A new bout of discontent is unlikely to threaten the survival of the government. But it could discourage investment, which has driven Egypt's economic boom of the last four years.
Analysts said the government should try to improve ways of getting food subsidies to the poor to reduce wasteful spending.
It should carefully increase public spending and cancel a new corporate tax which is unpopular with investors, they said.
Egypt, the Arab world's most populous nation with 82 million people, is not among the countries hardest hit by the crisis.
Expectations are that real gross domestic product growth will drop to 5.25 percent in the 2008/09 fiscal year, down from 7.2 percent in 2007/8, according to a Reuters poll. [LH651534]
Compared to industrial countries facing recession, that looks good, analysts said.
The problem is that even when the economy was growing between 6 and 7 percent over the last two years, high inflation and low wages provoked violent protests and labour strikes.
"In the absence of a clear social policy to protect the poor, Egypt remains threatened by more social protests," political analyst Amr El-Choubaki said.
FOOD, EDUCATION AND TAXES
The unrest culminated in April when thousands of workers in the industrial town of el-Mahallah el-Kubra clashed with police. At least two people were killed and more than 100 wounded.
The government responded by increasing public-sector salaries by 30 percent. It later raised fuel prices and imposed taxes on firms operating in free-zone areas as part of measures to finance the wage hike, exacerbating inflation.
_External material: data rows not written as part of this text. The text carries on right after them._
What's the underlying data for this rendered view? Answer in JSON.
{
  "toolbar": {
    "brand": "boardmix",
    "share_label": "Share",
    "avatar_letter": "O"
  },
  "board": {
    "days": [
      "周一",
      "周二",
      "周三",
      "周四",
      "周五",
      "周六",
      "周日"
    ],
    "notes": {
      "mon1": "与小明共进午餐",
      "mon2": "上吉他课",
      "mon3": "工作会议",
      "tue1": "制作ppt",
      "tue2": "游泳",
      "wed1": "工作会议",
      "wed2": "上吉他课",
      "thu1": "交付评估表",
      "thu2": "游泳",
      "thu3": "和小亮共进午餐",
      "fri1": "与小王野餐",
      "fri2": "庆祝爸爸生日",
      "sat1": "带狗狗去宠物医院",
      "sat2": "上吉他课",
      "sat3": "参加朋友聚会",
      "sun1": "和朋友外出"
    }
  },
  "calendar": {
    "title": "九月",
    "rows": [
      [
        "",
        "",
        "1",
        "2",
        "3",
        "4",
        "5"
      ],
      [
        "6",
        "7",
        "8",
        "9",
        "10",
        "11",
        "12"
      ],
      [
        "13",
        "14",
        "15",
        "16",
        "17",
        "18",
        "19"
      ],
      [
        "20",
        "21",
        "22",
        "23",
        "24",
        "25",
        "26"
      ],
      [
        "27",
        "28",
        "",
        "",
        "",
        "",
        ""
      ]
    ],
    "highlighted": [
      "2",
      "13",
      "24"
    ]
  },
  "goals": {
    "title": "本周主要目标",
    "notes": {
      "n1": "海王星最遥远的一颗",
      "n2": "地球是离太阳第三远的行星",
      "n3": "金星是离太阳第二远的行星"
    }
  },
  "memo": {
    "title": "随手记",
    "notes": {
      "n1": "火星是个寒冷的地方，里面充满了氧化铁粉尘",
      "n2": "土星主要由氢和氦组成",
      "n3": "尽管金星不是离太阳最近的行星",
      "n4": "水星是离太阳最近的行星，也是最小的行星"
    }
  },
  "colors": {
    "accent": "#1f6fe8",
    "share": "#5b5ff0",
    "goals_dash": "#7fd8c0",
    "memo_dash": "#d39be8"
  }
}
"Everybody now knows that the tax increase for companies in free zones was a wrong decision," said Monette Doss, a senior analyst at Prime Holding, an Egyptian investment bank.
Lower global commodity prices and base effects are expected to cut inflation to an average of 9.1 percent in 2009 from 18 percent in 2008, the Economist Intelligence Unit said. With inflation receding, unemployment will be the main concern.
The government, which has not signalled an interest in reviewing tax policies, has announced an economic stimulus package worth 15 billion Egyptian pounds ($2.71 billion), one third of it directed at new water and sewage projects.
"These are the two most important things for the people. The spending will create jobs, and the subsidies will ensure that they have access to basic needs," said Mohamed Abu Basha, an economist at investment bank EFG-Hermes.
The state is projected to spend nearly 80 billion pounds this fiscal year on subsidies, more than it spends on health and education.
But the government has yet to find a better way to distribute food subsidies. Critics say the current system, which offers items such as bread and cooking oil at cheap prices, is flawed because the subsidies also go to the rich.
Nor has the government done any meaningful work to overhaul a poor education system that is ill-equipped to provide students with the necessary skills for the job market, analysts say.
Part of the problem with public education is that it remains free, which limits the state's ability to secure more funding for teachers' wages. Meanwhile, Egyptian households spend billions of pounds a year on private tuition.
"Fixing education should be the first move," Choubaki said.
The economy could also be harmed by the rise in piracy off the coast of east Africa. Shipping companies are choosing to avoid the Egptian-owned Suez Canal and send cargoes of oil and other goods around southern Africa.
Unrest could also make it difficult for the ruling elite to rally around Gamal Mubarak, the politician son of President Hosni Mubarak, as successor to his 80-year-old father, analysts said. He has denied any such ambitions so far.
While opposition groups remain too weak to pose a challenge to the government, the younger Mubarak could prove to be too controversial a candidate among pillars of the ruling elite such as the army.